We have the pleasure of discussing Pilates and skiing today with Kate Layton, one of tops:health Pilates Instructors.
In your opinion, how does Pilates and skiing complement each other?
I don’t like sitting down at a desk using a computer – I like moving. Downhill skiing is movement, fresh air, beautiful scenery. High speed rush, if that’s what you like. The activity is totally addictive. Having good core strength and with the mobility benefits that Pilates gives you, means you don’t have the ‘apres ski’ tales of sore knees or aches and pains other less fit skiers have. Also, I can get up when I fall easily and they are rare as due to good core strength I average one fall a holiday – usually first day!
When someone is planning a ski trip, what should they be thinking about to physically prepare?
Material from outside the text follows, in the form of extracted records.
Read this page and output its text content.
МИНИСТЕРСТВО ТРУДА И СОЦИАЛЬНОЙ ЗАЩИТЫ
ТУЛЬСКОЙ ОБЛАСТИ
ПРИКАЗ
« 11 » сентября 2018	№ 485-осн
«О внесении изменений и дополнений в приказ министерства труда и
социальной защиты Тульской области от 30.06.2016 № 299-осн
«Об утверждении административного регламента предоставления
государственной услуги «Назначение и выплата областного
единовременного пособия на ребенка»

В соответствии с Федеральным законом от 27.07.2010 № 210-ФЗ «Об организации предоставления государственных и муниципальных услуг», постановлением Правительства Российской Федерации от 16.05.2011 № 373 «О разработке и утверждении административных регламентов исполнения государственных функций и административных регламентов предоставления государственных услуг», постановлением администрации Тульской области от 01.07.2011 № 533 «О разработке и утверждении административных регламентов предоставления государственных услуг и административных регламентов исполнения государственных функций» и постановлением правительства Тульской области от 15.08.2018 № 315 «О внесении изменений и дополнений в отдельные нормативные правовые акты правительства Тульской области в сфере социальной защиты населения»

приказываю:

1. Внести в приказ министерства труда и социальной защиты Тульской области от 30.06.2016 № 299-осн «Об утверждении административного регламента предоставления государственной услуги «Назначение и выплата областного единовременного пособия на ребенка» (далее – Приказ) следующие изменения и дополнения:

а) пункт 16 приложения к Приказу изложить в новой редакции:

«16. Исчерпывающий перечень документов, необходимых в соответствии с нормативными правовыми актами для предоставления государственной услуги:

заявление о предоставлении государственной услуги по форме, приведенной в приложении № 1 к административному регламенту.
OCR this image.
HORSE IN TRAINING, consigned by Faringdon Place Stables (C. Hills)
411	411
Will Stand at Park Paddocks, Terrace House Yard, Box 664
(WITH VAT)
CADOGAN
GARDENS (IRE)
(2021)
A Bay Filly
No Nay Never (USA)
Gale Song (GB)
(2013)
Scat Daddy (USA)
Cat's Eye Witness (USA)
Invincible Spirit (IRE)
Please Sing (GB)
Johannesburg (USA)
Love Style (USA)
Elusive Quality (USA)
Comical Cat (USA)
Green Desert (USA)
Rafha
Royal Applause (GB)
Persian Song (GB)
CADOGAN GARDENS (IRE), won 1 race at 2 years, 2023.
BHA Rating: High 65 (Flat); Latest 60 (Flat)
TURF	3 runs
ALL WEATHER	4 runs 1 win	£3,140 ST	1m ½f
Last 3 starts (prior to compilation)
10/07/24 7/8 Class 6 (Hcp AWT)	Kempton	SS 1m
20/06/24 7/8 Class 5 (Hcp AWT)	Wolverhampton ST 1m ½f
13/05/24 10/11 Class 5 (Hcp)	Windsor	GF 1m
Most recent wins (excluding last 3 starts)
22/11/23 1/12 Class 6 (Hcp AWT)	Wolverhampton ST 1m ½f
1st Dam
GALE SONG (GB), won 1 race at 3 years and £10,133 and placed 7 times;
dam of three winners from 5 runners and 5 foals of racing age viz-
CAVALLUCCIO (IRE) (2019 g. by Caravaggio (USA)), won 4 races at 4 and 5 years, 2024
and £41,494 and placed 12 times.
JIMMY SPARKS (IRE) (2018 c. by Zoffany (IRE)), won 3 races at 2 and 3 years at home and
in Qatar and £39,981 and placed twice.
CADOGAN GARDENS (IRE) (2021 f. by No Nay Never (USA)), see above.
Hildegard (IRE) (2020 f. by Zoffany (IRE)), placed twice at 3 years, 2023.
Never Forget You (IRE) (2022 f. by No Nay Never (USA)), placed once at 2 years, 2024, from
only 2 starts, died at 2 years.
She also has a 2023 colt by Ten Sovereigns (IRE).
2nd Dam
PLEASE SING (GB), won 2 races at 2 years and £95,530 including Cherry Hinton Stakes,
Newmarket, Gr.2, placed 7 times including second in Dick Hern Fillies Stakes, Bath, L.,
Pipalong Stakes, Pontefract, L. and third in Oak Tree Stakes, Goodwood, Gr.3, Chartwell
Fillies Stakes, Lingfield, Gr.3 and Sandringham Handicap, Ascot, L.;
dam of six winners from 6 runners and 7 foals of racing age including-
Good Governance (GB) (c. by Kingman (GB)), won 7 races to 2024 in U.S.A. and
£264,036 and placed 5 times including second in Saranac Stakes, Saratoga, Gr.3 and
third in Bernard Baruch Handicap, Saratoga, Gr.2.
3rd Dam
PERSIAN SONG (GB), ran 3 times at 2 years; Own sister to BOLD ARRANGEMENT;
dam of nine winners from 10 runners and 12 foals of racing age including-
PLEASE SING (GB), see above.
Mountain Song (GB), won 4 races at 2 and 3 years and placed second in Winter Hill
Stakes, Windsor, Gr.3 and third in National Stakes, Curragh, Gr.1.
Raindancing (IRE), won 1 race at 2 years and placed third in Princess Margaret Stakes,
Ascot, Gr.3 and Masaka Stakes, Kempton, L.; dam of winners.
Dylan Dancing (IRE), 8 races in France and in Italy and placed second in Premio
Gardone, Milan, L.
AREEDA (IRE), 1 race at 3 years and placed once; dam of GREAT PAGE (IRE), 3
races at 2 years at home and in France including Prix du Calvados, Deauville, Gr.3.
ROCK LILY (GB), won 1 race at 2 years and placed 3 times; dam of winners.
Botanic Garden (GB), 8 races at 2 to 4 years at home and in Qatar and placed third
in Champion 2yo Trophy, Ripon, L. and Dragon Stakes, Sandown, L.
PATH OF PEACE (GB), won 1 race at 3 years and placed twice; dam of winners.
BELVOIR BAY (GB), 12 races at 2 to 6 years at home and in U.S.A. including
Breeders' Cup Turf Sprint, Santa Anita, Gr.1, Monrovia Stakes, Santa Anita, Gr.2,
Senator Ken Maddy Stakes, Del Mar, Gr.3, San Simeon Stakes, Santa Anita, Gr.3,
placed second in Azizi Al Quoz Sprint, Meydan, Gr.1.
Usually people go skiing for a week. It’s intense for the body if you are not fit. The most important thing is to develop core strength. It’s the same as learning to ride a bike as a child. You need to be able to switch on and tune in. Perfect Pilates training as well as leg strength and endurance will be really important for when skiing. Single leg work on the reformer can be particularly beneficial for this. Most people, as beginners, will fine the biggest struggle getting on and off of chair lifts. They move at speed and it’s a real challenge of balance to get on and off smoothly. Having good balance and co-ordination is crucial to learning this skill. For more experienced skiers, the more advanced exercises of the Pilates repertoire can give someone better awareness and strength.
In summary, skiing, like any new activity, takes practice and preparation to be able to participate safely.